I fully trust at a deep level that I am a creator, and have always been so.
As I stepped back into making paintings, I decided to update my reasons for making them. I realized that one of the reasons why it was so easy to stop painting in early 2010 was that it had ceased being fun for me. I knew that I’d put a lot of pressure on myself for my art to be a certain way, to have it fill in something for me that I needed to do myself. I needed it to be something it wasn’t going to be.
What I decided when I started making art again was that it was going to be fun for me, first and foremost. If it’s not fun for me, I won’t want to do it.
So I had to make a few new agreements with myself.
I promised me that I’d allow myself to experiment and have more fun with my work, more ease and play. Sometimes I feel a pressure to control how long it’s going to take me to complete a piece, and that never works. Play is the antidote to pressure.
I need to remember that painting, and art making, is first and foremost for me. Because I post my work and write about making art, I sometimes get caught up in ‘putting on a good show’. When the best show of all is just showing up and being.
It’s perfectly fine to experiment and even make a bunch of ugly art! I feel like I’m in between finding my new way of painting, it’s coming, and I know it will get here. And then one day it will change again, because I will have learned all that I need to know about doing it that way. And then a new cycle will begin again, and so on.

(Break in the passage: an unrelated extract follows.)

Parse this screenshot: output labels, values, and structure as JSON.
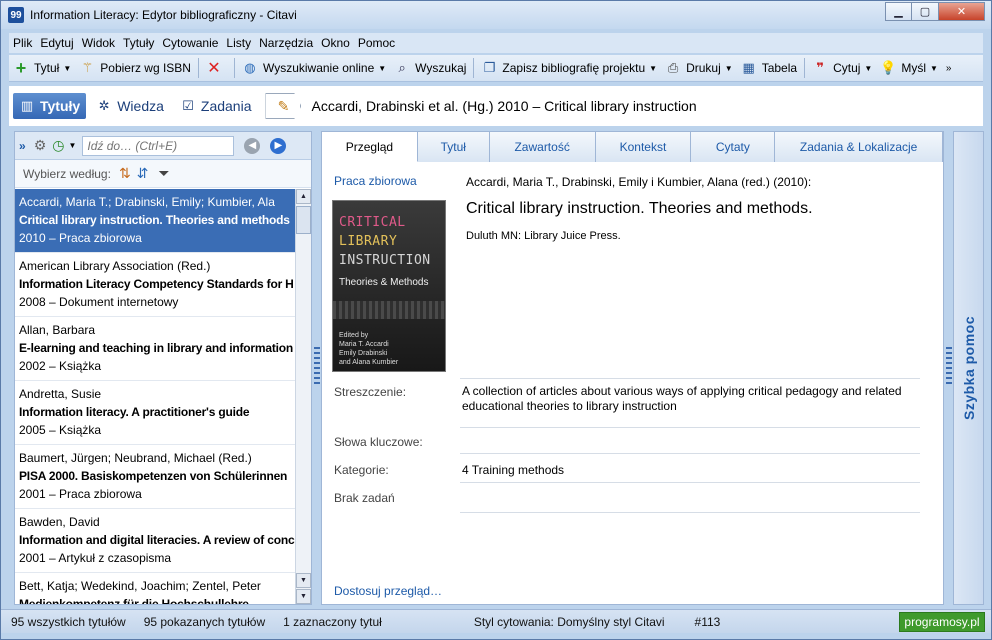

I promised myself that the opinions of other people do not matter one bit when it comes to how I feel about my own art. In other words, I don’t need praise and approval to make my art. It’s for me.
The pieces I’ve posted here are nearly complete. I started all of them almost a year ago, while living in Portland OR. I worked at my dining room table then as I didn’t have a dedicated studio yet, and I knew we’d be leaving that place soon anyway. So these 4 paintings have been through quite a few changes with me, including a move across the country, and now they are starting to show up. I’m really happy with these so far - they are the first paintings on wood that I’ve made.